No.41649
威勢の良いギラギラ節ではない。深く静かに考えながら、川又はたぎる闘志を口にした。相手は8月中旬まで約6年半所属した新潟。その古巣を、川又は「敵」と明確に位置付けた。
「個人的な感情がないわけではない。でもオレがサッカーをするのは敵を倒すためやから。その相手がすげえ海外のビッグクラブだろうが、高校生だろうが関係ない。まあ、感情で言ったら『勝ちたい』かな、それだけっすね」
幸せな決別ではなかった。移籍騒動は6月。複数の海外クラブからオファーが届いたが、「今季は新潟でプレーする」という昨年末の約束を守って残留した。契約満了する今季終了後に堂々と移籍するつもりだった。しかし、それでは新潟には移籍金が入らない。新潟は移籍金を設定した複数年契約を提示した。

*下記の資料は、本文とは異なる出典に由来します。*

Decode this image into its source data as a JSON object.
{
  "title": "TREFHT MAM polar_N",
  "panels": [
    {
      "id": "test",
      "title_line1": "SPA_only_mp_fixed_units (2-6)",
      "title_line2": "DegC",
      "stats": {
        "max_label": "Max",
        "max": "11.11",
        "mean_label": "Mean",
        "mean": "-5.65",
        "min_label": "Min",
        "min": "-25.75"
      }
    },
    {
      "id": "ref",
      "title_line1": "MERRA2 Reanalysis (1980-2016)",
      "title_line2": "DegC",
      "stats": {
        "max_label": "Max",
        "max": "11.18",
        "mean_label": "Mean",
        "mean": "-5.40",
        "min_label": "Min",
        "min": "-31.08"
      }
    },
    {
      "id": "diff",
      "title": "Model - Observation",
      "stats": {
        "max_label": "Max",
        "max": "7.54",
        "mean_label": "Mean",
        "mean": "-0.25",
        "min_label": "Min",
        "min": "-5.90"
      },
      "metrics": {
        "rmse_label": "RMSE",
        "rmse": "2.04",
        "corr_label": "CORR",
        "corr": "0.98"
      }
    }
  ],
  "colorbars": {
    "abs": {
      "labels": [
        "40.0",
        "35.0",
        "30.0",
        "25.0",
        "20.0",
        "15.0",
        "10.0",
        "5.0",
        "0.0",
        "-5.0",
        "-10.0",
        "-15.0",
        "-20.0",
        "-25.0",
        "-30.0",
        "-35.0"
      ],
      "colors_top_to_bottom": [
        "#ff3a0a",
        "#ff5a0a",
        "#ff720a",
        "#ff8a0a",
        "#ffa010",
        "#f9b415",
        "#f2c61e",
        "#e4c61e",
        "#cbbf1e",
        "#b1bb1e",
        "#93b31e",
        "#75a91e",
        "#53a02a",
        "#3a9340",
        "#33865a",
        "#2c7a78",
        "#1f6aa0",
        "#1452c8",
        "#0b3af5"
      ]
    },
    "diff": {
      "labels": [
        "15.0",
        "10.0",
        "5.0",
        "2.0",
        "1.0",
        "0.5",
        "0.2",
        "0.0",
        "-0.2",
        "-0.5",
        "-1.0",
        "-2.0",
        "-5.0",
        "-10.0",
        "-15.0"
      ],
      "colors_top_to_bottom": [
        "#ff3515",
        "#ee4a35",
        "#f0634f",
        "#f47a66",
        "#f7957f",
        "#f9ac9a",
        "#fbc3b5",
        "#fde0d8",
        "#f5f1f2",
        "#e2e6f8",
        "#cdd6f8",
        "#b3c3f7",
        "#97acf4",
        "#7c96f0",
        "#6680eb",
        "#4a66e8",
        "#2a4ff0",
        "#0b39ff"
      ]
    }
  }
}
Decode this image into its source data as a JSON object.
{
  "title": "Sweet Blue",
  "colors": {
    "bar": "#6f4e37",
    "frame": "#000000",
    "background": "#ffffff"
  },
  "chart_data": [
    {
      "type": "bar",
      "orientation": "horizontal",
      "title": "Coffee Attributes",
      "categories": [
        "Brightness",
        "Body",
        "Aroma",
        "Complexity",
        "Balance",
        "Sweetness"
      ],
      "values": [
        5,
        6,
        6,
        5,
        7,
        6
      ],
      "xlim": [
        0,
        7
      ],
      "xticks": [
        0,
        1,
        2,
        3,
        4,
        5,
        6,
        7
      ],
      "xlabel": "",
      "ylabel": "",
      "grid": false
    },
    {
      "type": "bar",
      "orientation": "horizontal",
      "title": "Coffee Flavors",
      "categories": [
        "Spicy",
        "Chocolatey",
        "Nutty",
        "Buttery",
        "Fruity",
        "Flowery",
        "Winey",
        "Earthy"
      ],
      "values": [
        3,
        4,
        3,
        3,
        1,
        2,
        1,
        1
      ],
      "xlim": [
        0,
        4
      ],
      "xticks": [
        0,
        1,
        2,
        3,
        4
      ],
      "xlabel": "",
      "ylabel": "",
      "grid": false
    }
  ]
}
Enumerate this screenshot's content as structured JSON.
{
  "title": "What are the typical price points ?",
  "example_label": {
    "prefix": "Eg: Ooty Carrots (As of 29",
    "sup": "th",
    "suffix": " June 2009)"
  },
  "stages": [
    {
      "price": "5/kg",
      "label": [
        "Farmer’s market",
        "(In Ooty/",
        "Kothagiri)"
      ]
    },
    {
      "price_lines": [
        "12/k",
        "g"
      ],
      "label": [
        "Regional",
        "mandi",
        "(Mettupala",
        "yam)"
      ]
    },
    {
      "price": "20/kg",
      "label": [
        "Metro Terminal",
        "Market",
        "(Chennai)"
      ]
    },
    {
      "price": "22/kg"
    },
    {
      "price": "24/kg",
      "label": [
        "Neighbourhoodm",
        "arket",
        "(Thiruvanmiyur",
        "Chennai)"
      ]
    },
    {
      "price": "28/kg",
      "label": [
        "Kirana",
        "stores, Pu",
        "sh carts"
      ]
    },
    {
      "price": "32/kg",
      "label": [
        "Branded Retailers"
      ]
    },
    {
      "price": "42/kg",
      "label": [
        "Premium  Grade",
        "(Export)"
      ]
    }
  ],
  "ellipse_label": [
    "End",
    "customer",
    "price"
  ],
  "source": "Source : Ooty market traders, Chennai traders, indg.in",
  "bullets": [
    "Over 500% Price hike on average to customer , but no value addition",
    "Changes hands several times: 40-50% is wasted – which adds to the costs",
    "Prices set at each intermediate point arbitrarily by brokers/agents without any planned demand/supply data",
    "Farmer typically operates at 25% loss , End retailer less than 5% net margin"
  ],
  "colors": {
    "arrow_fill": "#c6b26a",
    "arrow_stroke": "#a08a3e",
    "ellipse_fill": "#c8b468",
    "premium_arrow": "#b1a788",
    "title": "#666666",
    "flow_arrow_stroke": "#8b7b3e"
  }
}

これでは、川又にとっては移籍先の選択肢を狭めかねない契約となる。固辞したところ、寝耳に水の「構想外」となった。ところが、一部報道では前年23得点のエースに対し、「戦術理解不足」がベンチ外となった理由とされた。川又は苦笑するしかなかった。
「まあ、なんとでも言ってほしいよ。オレはもう黙ってゴール決めて、それを言葉の代わりとするしかない。自分が結果残せば、そうやって(戦術理解不足と)言っていた方が恥ずかしくなるだろうし」
騒動の最中、不本意な経緯を自分の言葉で語ることもできた。
「やっぱり男として、黙っている方がかっこいいときもあるからね。そういうところはすごく大事にしたい」
ひとまず胸にしまった。それでもひとつだけ、伝えたい思いがある。
「オレの口からはもう一切言いたくない。新潟(のフロントや監督)については。ただ、関わってくれたすべての人とサポーターに感謝の気持ちは常に持っている。それは自分の口から言える。それ以外はもう、名古屋でゴール決めて、勝って、いい順位にいって、それしかないね。勝ちたいね、とりあえず次は」
すべての試合は敵を倒すという意味で同じ、と川又は語ったが、やはり特別な一戦だ。男の誇りをかけたゴールを、見逃すわけにはいかない。